(urth) D'Aulaires books
crushtv at gmail.com
Mon Mar 22 16:48:33 PDT 2010
> Thanks John & Allan.
> The D'Aulaires look great. I'll be picking those up for sure.
> We watched the Jim Henson Storyteller: Greek Myths recently and my son
> loved them. I thought they might leave him cold. A few weeks later he
> recounted the story of Icarus to me and said "he shoulda listened to his
> father" all seriously. :D
I miss being able to read to my kids. Fortunately I still have one daughter
who is willing to read to ME on long drives.
Let's see (for what it's worth)...
Check out the Golden Treasury of Myths and Legends by Anne Terry White. It
includes Greek myths but also Persian, Nordic, and British stories. The
illustrations are amazing IMO.
You shouldn't miss the opportunity to read all the Winnie the Pooh stories
to your kids. It's extremely enjoyable for adults but there is an age when a
kid won't tolerate it.
The Wizard of Oz stories are obvious choices. You get 14 volumes IIRC by
Baum, but then after him there's Ruth Plumly Thompson's stories (whom Wolfe
has identified as an influence).
David Hartwell (Gene Wolfe's editor) produced the twin volumes "Masterpieces
of Fantasy and Wonder" and "Masterpieces of Fantasy and Enchantment". They
collect fantasy stories from the 19th century to modern times that are all
just a little bit skewed from all the fantasy that is squarely in Tolkien's
shadow.
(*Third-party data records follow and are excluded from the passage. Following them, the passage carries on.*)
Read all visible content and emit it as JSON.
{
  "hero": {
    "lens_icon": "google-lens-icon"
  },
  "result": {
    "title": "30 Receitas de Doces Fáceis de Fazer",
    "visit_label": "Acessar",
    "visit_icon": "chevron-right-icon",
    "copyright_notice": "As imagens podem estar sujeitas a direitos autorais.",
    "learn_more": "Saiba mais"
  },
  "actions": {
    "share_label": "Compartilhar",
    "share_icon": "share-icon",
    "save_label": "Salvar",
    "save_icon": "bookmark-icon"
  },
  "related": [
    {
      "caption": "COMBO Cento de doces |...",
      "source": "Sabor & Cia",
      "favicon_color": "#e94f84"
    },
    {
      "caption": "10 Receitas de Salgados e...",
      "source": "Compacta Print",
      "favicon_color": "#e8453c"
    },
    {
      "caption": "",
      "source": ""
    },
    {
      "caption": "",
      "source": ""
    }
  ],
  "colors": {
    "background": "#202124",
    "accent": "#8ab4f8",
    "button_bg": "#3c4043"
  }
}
The collection includes Wolfe's "The Detective of Dreams" for
instance. But each volume also has a story by Frank Stockton. "The Bee Man
of Orn" is a story Wolfe would write if he could write stories for children.
Also fantasy stories by Baum, Horace Wapole, George McDonald, Lafferty, and
Philip K. Dick.
If your son enjoyed Pyle's King Arthur then he would probably be able to
appreciate Kenneth Morris' "The Book of Three Dragons", a free retelling of
the labors of Manawyddan. The scene where Manawyddan confronts the literary
critics is perfect.
There's the Gormenghast trilogy. Some kids (and adults) *really* like it and
some don't at all.
The Complete Grimm Fairy Tales has almost a year's worth of nightly
readings. The Windermere Series "The Arabian Knights Entertainments" is
perfect for reading to kids. It includes the stories kids are most likely to
be familiar with (unlike Richard Burton's translation which are almost
unreadable and certainly unreadable to children). But perhaps a better
choice is a large volume called "The Enchanted World: The Greatest Folk and
Fairy Tales" which combines stories from the Grimms, Arabian Nights, Lang,
Charles Perault, William Griffs, and others.
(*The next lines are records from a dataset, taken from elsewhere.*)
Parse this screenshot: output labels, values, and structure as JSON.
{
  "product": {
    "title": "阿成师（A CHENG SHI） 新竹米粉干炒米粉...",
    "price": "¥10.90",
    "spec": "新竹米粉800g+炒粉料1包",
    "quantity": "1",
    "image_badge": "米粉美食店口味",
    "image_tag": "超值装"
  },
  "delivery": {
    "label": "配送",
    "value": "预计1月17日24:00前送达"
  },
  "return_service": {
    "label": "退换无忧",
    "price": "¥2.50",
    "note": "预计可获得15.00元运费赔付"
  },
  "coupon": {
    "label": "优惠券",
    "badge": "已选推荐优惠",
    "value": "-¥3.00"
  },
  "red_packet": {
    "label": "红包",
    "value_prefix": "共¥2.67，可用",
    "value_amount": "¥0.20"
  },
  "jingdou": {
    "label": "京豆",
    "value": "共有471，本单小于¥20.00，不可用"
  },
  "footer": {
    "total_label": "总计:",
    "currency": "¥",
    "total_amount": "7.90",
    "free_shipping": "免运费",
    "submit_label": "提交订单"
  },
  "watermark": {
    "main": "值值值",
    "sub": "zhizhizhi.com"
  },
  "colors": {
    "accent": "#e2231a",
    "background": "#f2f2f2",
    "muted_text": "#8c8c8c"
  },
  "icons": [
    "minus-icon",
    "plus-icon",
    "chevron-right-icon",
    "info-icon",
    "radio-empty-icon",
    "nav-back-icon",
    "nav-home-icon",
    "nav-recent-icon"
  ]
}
Speaking of which, don't roll you're eyes but the 20 volume Time Life
Enchanted World series is absolutely *packed* with readable stories from all
over the world. Some of them are really creepy, which is appealing to boys.
And the illustrations are phenomenal. You can often pick the volumes up at
used bookstores for as little as $2.
Also, the graphic novels by Jim Fitzgerald on the myths of Ireland.
I tried hard to convince my wife we needed more kids, and the opportunity to
read to them and teach them to read was probably my impetus.